Coronavirus Symptoms l human coronavirus l coronavirus facts l coronavirus treatment l coronavirus update At this moment in time, there is still no vac­cine or treat­ment for this virus. For­tu­nate­ly, though, symp­toms start going away on their own. If your symp­toms feel worse than say, for instance, the com­mon cold, then con­tact your doctor. He or she might pre­scribe you some fever or pain med­ica­tion. In the same way that you would drink plen­ty of flu­ids and get plen­ty of rest if you were diag­nosed with flu, the same applied to the coronavirus. How­ev­er, if you have trou­ble with your breath­ing, don’t hes­i­tate to get med­ical care imme­di­ate­ly. If you have been diag­nosed with COVID-19, you should wear a face­mask to pre­vent you from spread­ing the virus to oth­ers. The Cen­ters for Dis­ease Con­trol and Pre­ven­tion (CDC) doesn’t rec­om­mend peo­ple wear masks if they don’t have COVID-19. Unfor­tu­nate­ly, with the out­break coin­cid­ing in many coun­tries dur­ing the cold and flu sea­son, it is more than like­ly that patients might present them­selves in phar­ma­cies with plen­ty of queries about the virus. The phar­ma­cist might want to elic­it your trav­el his­to­ry, which will be an essen­tial part of help­ing to iden­ti­fy your risk of SARS-CoV­‑2.  Nat­u­ral­ly, patients with under­ly­ing res­pi­ra­to­ry con­di­tions will be con­cerned and have ques­tions. Those with cold and flu symp­toms, but who have not trav­elled to an affect­ed area, should be man­aged as usual.

The Biggest Threat

As the COVID-19 spreads around the world, cer­tain­ly, fear will also con­tin­ue to rise with the knowl­edge that this virus may not let up for many more months. And with con­firmed cas­es get­ting high­er by the day, with thou­sands of oth­er poten­tial cas­es still uncon­firmed, the world is start­ing to get real­ly jittery. From what first was accept­ed with a mild indif­fer­ence, the coro­n­avirus is now hold­ing the world in its death­ly clutch­es and caus­ing real pan­ic and fear. Dr. Tedros from WHO is call­ing on all gov­ern­ments to change their course of the out­break by tak­ing “urgent and aggres­sive action.” Start at home with your kids and your fam­i­ly by being pre­pared – we can fight this! “A virus has three pur­pos­es: to dupli­cate, to infil­trate, and to spread from one host to the next.
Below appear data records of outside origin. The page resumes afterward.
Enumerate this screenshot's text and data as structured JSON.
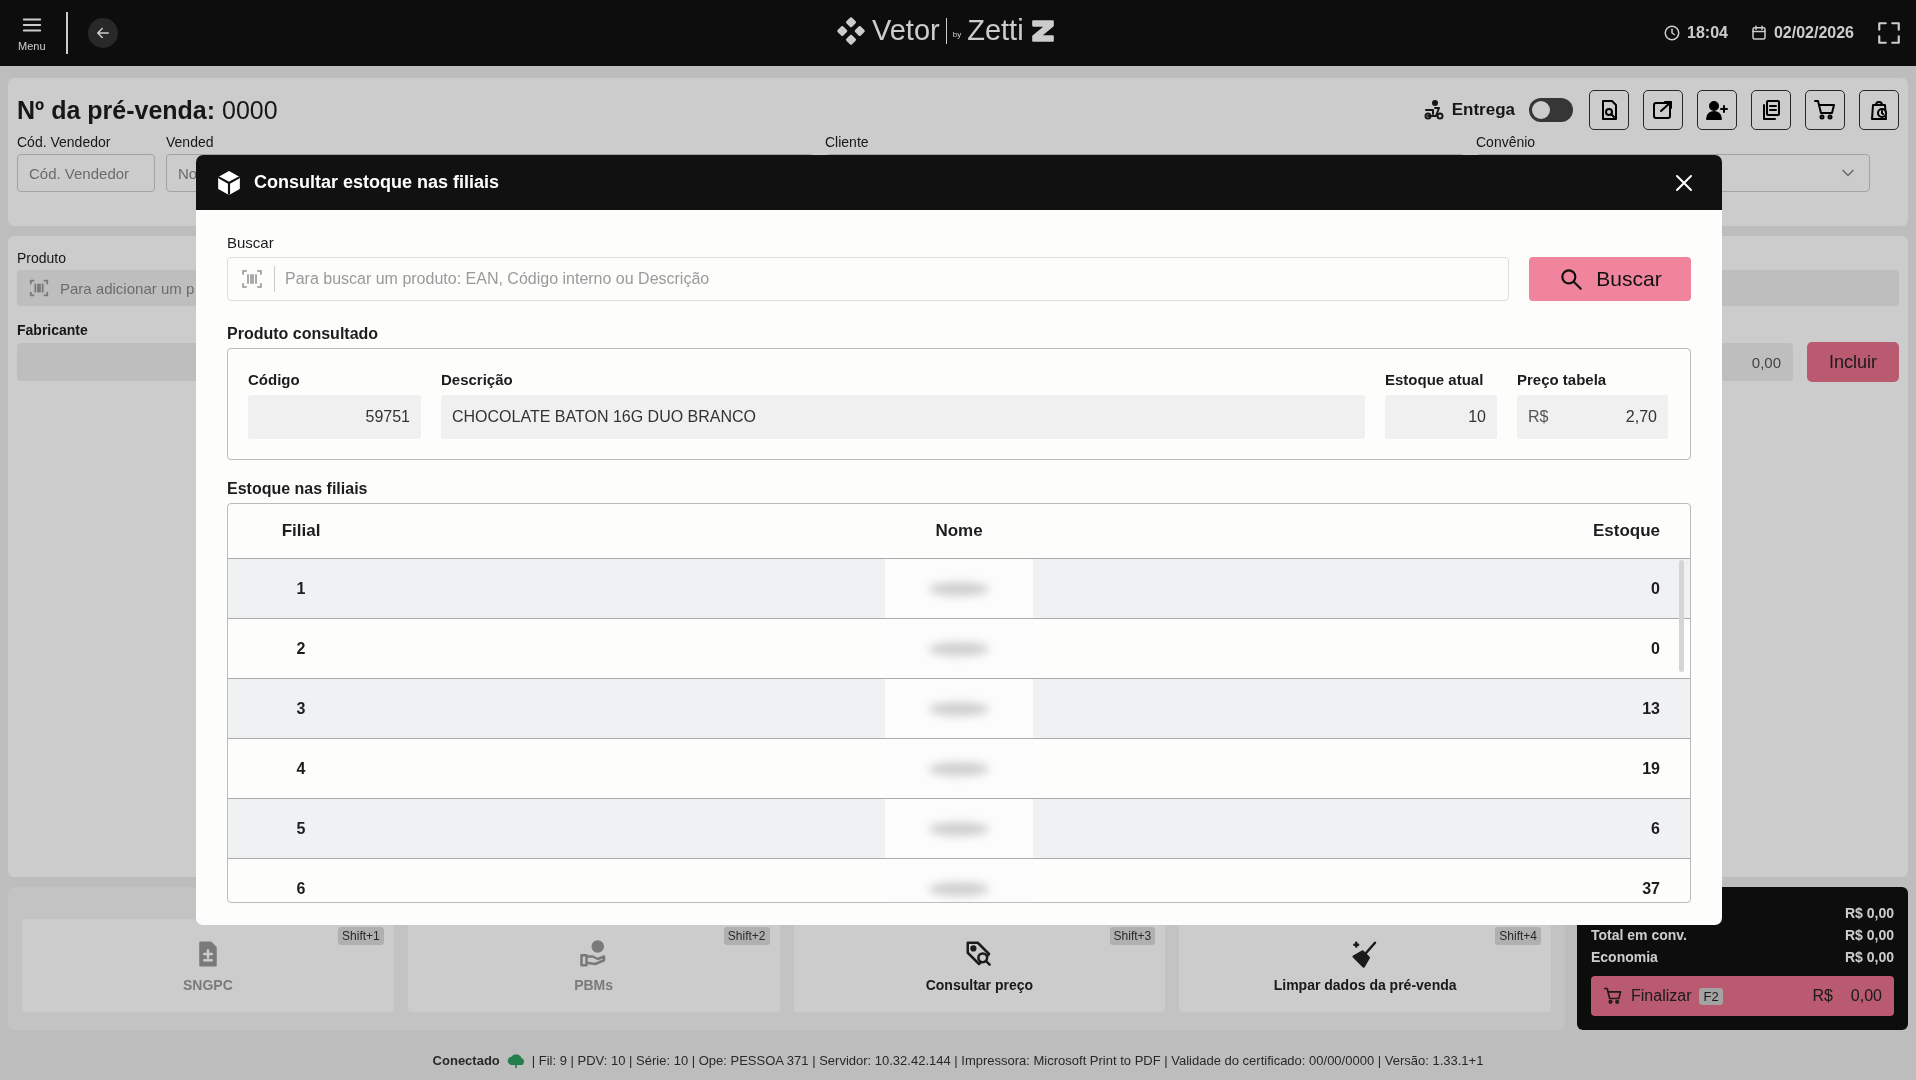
{
  "topbar": {
    "menu_label": "Menu",
    "logo": {
      "left": "Vetor",
      "by": "by",
      "right": "Zetti"
    },
    "time": "18:04",
    "date": "02/02/2026"
  },
  "sale": {
    "title": "Nº da pré-venda:",
    "number": "0000",
    "delivery": {
      "label": "Entrega",
      "on": false
    }
  },
  "seller_code": {
    "label": "Cód. Vendedor",
    "placeholder": "Cód. Vendedor"
  },
  "seller": {
    "label": "Vended",
    "placeholder": "No"
  },
  "client": {
    "label": "Cliente"
  },
  "agreement": {
    "label": "Convênio"
  },
  "product": {
    "label": "Produto",
    "placeholder": "Para adicionar um p"
  },
  "manufacturer": {
    "label": "Fabricante"
  },
  "amount": "0,00",
  "include_button": "Incluir",
  "actions": [
    {
      "label": "SNGPC",
      "shortcut": "Shift+1",
      "disabled": true,
      "kind": "document"
    },
    {
      "label": "PBMs",
      "shortcut": "Shift+2",
      "disabled": true,
      "kind": "hand"
    },
    {
      "label": "Consultar preço",
      "shortcut": "Shift+3",
      "disabled": false,
      "kind": "tag"
    },
    {
      "label": "Limpar dados da pré-venda",
      "shortcut": "Shift+4",
      "disabled": false,
      "kind": "broom"
    }
  ],
  "totals": {
    "rows": [
      {
        "value": "R$ 0,00"
      },
      {
        "label": "Total em conv.",
        "value": "R$ 0,00"
      },
      {
        "label": "Economia",
        "value": "R$ 0,00"
      }
    ],
    "finalize": {
      "label": "Finalizar",
      "key": "F2",
      "currency": "R$",
      "value": "0,00"
    }
  },
  "status_bar": {
    "connection": "Conectado",
    "info": "| Fil: 9 | PDV: 10 | Série: 10 | Ope: PESSOA 371 | Servidor: 10.32.42.144 | Impressora: Microsoft Print to PDF | Validade do certificado: 00/00/0000 | Versão: 1.33.1+1"
  },
  "modal": {
    "title": "Consultar estoque nas filiais",
    "search": {
      "label": "Buscar",
      "placeholder": "Para buscar um produto: EAN, Código interno ou Descrição",
      "button": "Buscar"
    },
    "product_title": "Produto consultado",
    "fields": [
      {
        "label": "Código",
        "value": "59751",
        "kind": "number"
      },
      {
        "label": "Descrição",
        "value": "CHOCOLATE BATON 16G DUO BRANCO",
        "kind": "text"
      },
      {
        "label": "Estoque atual",
        "value": "10",
        "kind": "number"
      },
      {
        "label": "Preço tabela",
        "prefix": "R$",
        "value": "2,70",
        "kind": "number"
      }
    ],
    "branches": {
      "title": "Estoque nas filiais",
      "columns": [
        "Filial",
        "Nome",
        "Estoque"
      ],
      "rows": [
        {
          "branch": "1",
          "stock": "0"
        },
        {
          "branch": "2",
          "stock": "0"
        },
        {
          "branch": "3",
          "stock": "13"
        },
        {
          "branch": "4",
          "stock": "19"
        },
        {
          "branch": "5",
          "stock": "6"
        },
        {
          "branch": "6",
          "stock": "37"
        }
      ]
    }
  }
}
Ulti­mate­ly, even a sin­gle virus can shut down an entire sys­tem” — Wayne Dyer.

Your Best Defence

If you want to be immuno­log­i­cal­ly fit, you will need to be phys­i­cal­ly fit. Exer­cise mobi­lizes the white blood cells by increas­ing blood flow to seek and destroy bac­te­ria and virus­es in parts of the body. Adults need to do at least 150 min­utes a week of mod­er­ate aer­o­bic exer­cis­es such as gar­den­ing, hik­ing, or cycling – or 75 min­utes of vig­or­ous activ­i­ty such as swim­ming, run­ning, or fast aer­o­bic classes. Old­er peo­ple who are more vul­ner­a­ble to infec­tion are advised to do what­ev­er exer­cise they can find because it slows your immune sys­tem from declin­ing with age. Healthy eat­ing to keep your body strong and to build the immune sys­tem is also advised.